10. All That Heaven Allows (1955)Douglas Sirk's brilliant attack on American morals. Not a huge Jane Wyman fan, but Rock Hudson and Technicolor make up for it.
9. Rio Bravo (1959)I came to this movie late, seeing it for the first time only a couple of years ago, but since then I've seen it twice more. Dean Martin and Ricky Nelson singing My Rifle, My Pony, and Me could be my favorite movie moment from the 1950s.
8. Strangers on a Train (1951)Hard to go wrong considering the source material by Patricia Highsmith. Hitchcock delivers a beautifully structured masterpiece.
7. Dial M for Murder (1954)I like this more than most while admitting that it feels stagy and verbose. I could watch Ray Milland ooze false sentiment all day.
6. Sunset Boulevard (1950)The opening shot, the chimp, the cigarette holder, the bridge party. Then, of course, the great final shot.

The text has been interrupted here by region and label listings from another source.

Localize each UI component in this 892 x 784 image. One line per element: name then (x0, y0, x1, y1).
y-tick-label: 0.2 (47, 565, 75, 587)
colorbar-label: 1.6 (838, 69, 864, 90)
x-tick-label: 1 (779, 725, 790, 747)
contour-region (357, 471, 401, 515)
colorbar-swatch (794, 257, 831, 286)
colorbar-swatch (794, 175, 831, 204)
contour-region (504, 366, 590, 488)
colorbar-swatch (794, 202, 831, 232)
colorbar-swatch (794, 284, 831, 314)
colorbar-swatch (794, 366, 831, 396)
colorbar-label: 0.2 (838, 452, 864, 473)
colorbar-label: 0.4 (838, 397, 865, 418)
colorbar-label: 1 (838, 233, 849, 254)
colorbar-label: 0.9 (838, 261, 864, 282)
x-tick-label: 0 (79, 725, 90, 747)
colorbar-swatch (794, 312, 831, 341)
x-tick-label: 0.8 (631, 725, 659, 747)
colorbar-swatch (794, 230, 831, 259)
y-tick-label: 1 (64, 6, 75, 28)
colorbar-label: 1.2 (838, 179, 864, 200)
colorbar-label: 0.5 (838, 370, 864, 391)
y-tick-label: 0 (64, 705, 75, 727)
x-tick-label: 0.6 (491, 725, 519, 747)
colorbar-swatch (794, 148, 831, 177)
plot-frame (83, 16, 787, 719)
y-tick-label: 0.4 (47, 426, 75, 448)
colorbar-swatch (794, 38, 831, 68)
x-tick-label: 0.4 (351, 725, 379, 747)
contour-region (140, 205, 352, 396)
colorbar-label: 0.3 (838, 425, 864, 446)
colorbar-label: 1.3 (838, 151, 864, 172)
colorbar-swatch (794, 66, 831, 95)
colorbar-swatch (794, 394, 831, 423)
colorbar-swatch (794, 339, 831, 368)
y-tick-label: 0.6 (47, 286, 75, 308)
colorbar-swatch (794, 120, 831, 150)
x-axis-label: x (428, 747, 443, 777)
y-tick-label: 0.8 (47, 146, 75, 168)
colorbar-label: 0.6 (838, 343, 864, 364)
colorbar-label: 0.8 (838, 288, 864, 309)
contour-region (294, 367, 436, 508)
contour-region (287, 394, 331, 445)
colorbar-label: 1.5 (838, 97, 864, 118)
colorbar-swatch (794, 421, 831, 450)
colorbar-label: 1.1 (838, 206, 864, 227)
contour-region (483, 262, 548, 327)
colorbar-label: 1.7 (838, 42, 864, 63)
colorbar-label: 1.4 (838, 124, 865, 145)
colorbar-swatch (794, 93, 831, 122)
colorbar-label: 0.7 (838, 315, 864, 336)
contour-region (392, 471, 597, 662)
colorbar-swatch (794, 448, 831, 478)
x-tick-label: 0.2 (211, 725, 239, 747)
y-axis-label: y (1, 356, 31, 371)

5. North by Northwest (1959)If you throw away the wit, the thrills, the clothes, the set pieces, then you'd still have the greatest film about American mid-century design and architecture.
4. Seven Samurai (1954)As great as all the smart people say it is. Thrilling and sad, without a wasted shot.
3. Singin' in the Rain (1952)If you don't enjoy this movie then I wonder if you can enjoy any musical (really, any movie) at all.
2. Some Like It Hot (1959)Billy Wilder had a good decade. Probably my favorite all-out comedy. I catch something new every time I see it.
1. Rear Window (1954)I think this movie has more subtext than Vertigo and it's a lot more fun. A perfect genre film that includes a critique of the very nature of watching. It's probably more relevant now than it was then.